Impitoyable réquisitoire de la procureuse locale Hélène Rochette : « Ce récit incantatoire réfute toute contextualisation » ; mais de quoi parle-t-elle au juste, la dame en rouge et noir ? Vingt écrivains pris dans la tourmente de la Grande Guerre, c’est pas un contexte, ça ?
Cela dit, inutile de plaider, la cause est entendue dès le paragraphe suivant : « On ne peut accorder le moindre crédit documentaire » à ce film. La faute, que dis-je le crime de l’auteur, c’est de n’avoir pas fait le tri qui s’imposait entre les écrivains combattants de la Première guerre mondiale, en fonction de leur comportement durant la Seconde !
Apollinaire et Péguy ça va, et pour cause ; Dorgelès et Bernanos, passe encore ; mais Céline et Drieu, n’est-ce pas… De toute façon, suggère notre critique, qu’attendre d’autre d’un « ex-conseiller de Sarkozy et ancienne plume de l’hebdomadaire d’extrême droite Minute » ?
Tout est dit ! C’est même sur la seule base de cette bio expresse que la présidente Rochette aura instruit, plaidé et jugé tout le dossier, comprend-on in fine.
Aveuglé par la haine, mon hebdo télé préféré à cru voir dans ce documentaire ce qu’il y cherchait : un louche « esthétisation de la boucherie de 14-18 ». Mauvais procès d’un tribunal illégitime, qui juge sur des préjugés !
Dans le foisonnement des citations qui accompagnent ce film, nulle trace d’exaltation guerrière, mais plutôt le récit quotidien d’un horreur inhumaine. Tel un chœur antique, les écrivains témoignent d’une seule voix de cette sanglante tragédie, au sortir de laquelle les combattants, même indemnes, seront tous des « Gueules cassées ». Pour ces survivants à la longue nuit de 14-18, comme l’écrit Apollinaire, « le jour n’existe plus, le soleil s’est noyé ».
Face à ce vertigineux cauchemar, chacun réagit en fonction de sa nature. Au pacifisme misanthrope et malpoli de Céline répond l’élan patriotique et mystique de Péguy : « Heureux ceux qui sont morts dans les grandes batailles / Couchés dessus le sol à la face de Dieu ». Ce serait donc lui, et non pas Céline ni Drieu, l’incarnation du Mal dénoncé par Télérama ?
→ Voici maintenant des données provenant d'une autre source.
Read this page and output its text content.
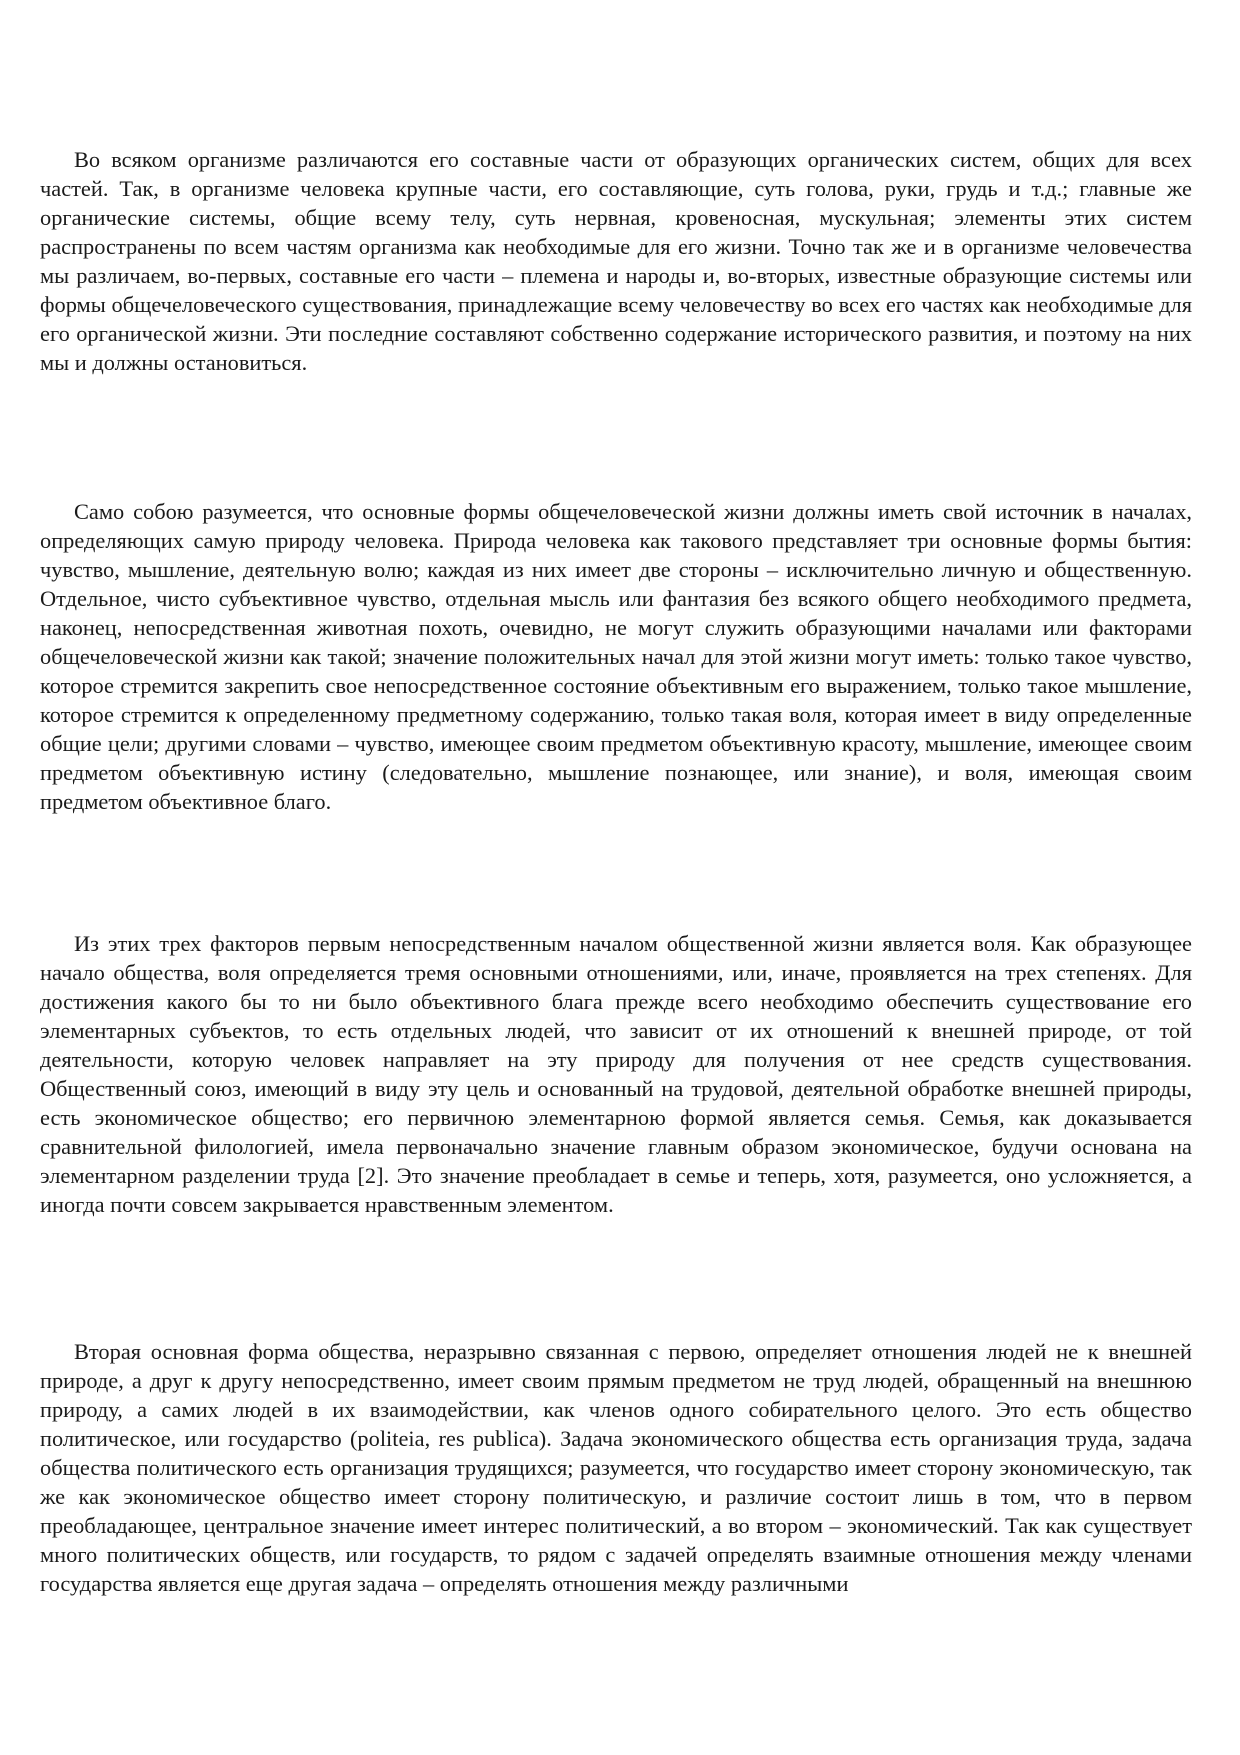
Во всяком организме различаются его составные части от образующих органических систем, общих для всех частей. Так, в организме человека крупные части, его составляющие, суть голова, руки, грудь и т.д.; главные же органические системы, общие всему телу, суть нервная, кровеносная, мускульная; элементы этих систем распространены по всем частям организма как необходимые для его жизни. Точно так же и в организме человечества мы различаем, во-первых, составные его части – племена и народы и, во-вторых, известные образующие системы или формы общечеловеческого существования, принадлежащие всему человечеству во всех его частях как необходимые для его органической жизни. Эти последние составляют собственно содержание исторического развития, и поэтому на них мы и должны остановиться.

Само собою разумеется, что основные формы общечеловеческой жизни должны иметь свой источник в началах, определяющих самую природу человека. Природа человека как такового представляет три основные формы бытия: чувство, мышление, деятельную волю; каждая из них имеет две стороны – исключительно личную и общественную. Отдельное, чисто субъективное чувство, отдельная мысль или фантазия без всякого общего необходимого предмета, наконец, непосредственная животная похоть, очевидно, не могут служить образующими началами или факторами общечеловеческой жизни как такой; значение положительных начал для этой жизни могут иметь: только такое чувство, которое стремится закрепить свое непосредственное состояние объективным его выражением, только такое мышление, которое стремится к определенному предметному содержанию, только такая воля, которая имеет в виду определенные общие цели; другими словами – чувство, имеющее своим предметом объективную красоту, мышление, имеющее своим предметом объективную истину (следовательно, мышление познающее, или знание), и воля, имеющая своим предметом объективное благо.

Из этих трех факторов первым непосредственным началом общественной жизни является воля. Как образующее начало общества, воля определяется тремя основными отношениями, или, иначе, проявляется на трех степенях. Для достижения какого бы то ни было объективного блага прежде всего необходимо обеспечить существование его элементарных субъектов, то есть отдельных людей, что зависит от их отношений к внешней природе, от той деятельности, которую человек направляет на эту природу для получения от нее средств существования. Общественный союз, имеющий в виду эту цель и основанный на трудовой, деятельной обработке внешней природы, есть экономическое общество; его первичною элементарною формой является семья. Семья, как доказывается сравнительной филологией, имела первоначально значение главным образом экономическое, будучи основана на элементарном разделении труда [2]. Это значение преобладает в семье и теперь, хотя, разумеется, оно усложняется, а иногда почти совсем закрывается нравственным элементом.

Вторая основная форма общества, неразрывно связанная с первою, определяет отношения людей не к внешней природе, а друг к другу непосредственно, имеет своим прямым предметом не труд людей, обращенный на внешнюю природу, а самих людей в их взаимодействии, как членов одного собирательного целого. Это есть общество политическое, или государство (politeia, res publica). Задача экономического общества есть организация труда, задача общества политического есть организация трудящихся; разумеется, что государство имеет сторону экономическую, так же как экономическое общество имеет сторону политическую, и различие состоит лишь в том, что в первом преобладающее, центральное значение имеет интерес политический, а во втором – экономический. Так как существует много политических обществ, или государств, то рядом с задачей определять взаимные отношения между членами государства является еще другая задача – определять отношения между различными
Trêve de balivernes, j’adresse à Patrick Buisson un conseil amical : quand il sera d’humeur à badiner, qu’il vende donc un de ses prochain docs sous pseudo à France 5 ou LCP – quitte à jeter le masque dès qu’il aura reçu ses précieux « T »… En attendant, l’histoire et la littérature sont écrites par Télérama et les siens. C’est même pour ça qu’il n’y en a plus.